Smoke Tree. Depending upon your point of view, smoke tree or smoke bush (Cotinus coggygria, zones 4 to 8) is a treelike shrub or shrubby tree (to 25 feet). Either way, it puts on a flower show of no great beauty but follows with spectacular clouds of fruit stalks decorated with silky hairs. The 6- to 8-inch clusters vary from creamy tan to a rich pink and create the impression of smoke puffs. The fall foliage is brilliant, with tones of yellow, orange, and red. Many purple-leaved forms exist, such as 'Velve Cloak' and 'Royal Purple'. Also look for the hybrid 'Grace', a new variety that features somewhat larger leaves and "smokes," and red-orange fall color.

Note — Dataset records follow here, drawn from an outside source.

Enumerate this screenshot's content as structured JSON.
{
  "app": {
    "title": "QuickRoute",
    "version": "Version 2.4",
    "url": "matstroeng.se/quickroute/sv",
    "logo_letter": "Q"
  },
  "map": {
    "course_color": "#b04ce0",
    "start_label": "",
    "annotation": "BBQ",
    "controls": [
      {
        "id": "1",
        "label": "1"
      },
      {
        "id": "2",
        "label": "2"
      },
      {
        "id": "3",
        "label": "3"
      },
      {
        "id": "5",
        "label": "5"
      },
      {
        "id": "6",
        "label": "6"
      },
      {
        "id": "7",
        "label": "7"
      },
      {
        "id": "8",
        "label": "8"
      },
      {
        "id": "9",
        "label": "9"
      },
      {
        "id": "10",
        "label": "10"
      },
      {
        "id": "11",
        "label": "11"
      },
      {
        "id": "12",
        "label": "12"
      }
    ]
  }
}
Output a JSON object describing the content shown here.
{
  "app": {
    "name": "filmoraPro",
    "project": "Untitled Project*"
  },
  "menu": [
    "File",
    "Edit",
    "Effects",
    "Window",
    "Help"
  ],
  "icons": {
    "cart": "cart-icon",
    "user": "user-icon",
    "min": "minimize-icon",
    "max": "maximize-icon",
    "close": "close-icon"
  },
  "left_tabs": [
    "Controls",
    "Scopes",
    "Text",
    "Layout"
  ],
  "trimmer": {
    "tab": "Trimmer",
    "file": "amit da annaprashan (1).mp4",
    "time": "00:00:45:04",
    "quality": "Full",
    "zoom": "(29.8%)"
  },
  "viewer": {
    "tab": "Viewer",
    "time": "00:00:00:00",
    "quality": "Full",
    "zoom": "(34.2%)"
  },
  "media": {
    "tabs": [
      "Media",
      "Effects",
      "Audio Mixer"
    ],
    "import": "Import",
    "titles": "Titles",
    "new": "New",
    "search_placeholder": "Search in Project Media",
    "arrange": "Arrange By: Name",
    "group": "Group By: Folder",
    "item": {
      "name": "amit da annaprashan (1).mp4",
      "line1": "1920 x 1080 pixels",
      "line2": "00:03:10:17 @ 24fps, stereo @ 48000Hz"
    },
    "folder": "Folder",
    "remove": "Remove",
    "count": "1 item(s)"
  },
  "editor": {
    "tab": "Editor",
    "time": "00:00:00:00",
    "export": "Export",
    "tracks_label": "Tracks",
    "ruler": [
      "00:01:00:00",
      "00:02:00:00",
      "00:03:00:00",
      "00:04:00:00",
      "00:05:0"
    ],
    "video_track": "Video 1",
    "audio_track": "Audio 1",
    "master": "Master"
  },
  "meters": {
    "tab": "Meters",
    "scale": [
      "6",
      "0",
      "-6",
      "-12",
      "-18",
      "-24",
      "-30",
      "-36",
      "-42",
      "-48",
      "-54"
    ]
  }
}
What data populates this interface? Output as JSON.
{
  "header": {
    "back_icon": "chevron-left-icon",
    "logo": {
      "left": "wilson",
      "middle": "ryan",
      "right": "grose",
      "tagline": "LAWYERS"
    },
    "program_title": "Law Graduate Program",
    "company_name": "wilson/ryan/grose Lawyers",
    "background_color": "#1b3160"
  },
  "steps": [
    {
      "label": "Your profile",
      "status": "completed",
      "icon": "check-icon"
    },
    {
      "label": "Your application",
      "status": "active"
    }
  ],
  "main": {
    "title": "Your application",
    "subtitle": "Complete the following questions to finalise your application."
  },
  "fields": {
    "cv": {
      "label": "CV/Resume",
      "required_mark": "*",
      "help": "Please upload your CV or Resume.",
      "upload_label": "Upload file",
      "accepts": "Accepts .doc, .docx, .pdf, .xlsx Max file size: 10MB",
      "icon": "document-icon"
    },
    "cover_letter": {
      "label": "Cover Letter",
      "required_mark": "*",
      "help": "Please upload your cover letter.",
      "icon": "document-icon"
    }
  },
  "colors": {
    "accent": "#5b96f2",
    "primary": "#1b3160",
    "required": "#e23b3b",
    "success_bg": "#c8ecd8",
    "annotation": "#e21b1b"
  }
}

Magnolia. Northern gardeners who really want their garden to reach upward might consider planting 'Edith Bogue' evergreen magnolia. Although evergreen magnolia (M. grandiflora) is southern in origin, plants of 'Edith Bogue' spring from a plant growing in Montclair, New Jersey. Huge white fragrant flowers appear in June and sporadically throughout the summer. Stiff, leathery, dark green foliage will profit from a position sheltered from winter winds and drying winter sun. The tree grows to 35 feet and is hardy in zones 6 to 9.
June's Sunny Chores
This month is not all fun and games. You have work to do. If you secure some of the delights listed in this article from your nursery, you must plant them. The first step is to check your soil. If it's sandy or stiff with clay, dig in humus to improve water retention and aeration. Well-rotted manure or compost are highly desirable, but other materials are useful, too: rotted sawdust, ground corncobs, or cocoa shells.
Planting Container Plants. When setting out container-grown plants, be sure that the soil is moist (not wet) and that you have watered the plant itself. One cause of loss in new plantings is that the rootball is dry and sheds water when irrigated. The danger is especially great with the peat-based soil mixes used for growing azaleas, mountain laurels, and rhododendrons. If one of these plants should show signs of wilt shortly after planting, moisten the rootball by setting a hose at the base of the stem and letting water trickle very slowly until the soil becomes thoroughly wet.
After removing the plant from the container, straighten any tangled roots, and cut a few shallow slashes along the side to encourage root branching. Be sure that the base of the plant is very slightly above grade level to reduce the chances of water accumulating at the soil line andcausing rot. Large shrubs or trees need a watering basin for deep soaking in the hot days ahead. Apply a mulch to keep soil cool and keep down weeds, but keep it a few inches away from trunks.
Water. Watering becomes critical this month in many regions. Plants in active growth draw heavily on soil water, and hot winds easily damage soft young growth. Keep an eye on weather reports, and try to water before rather than during a heat wave. Simplify your life by adding a drip-irrigation system with automatic controls, but keep an eye on your garden. Overriding the controls or using supplementary irrigation might be necessary.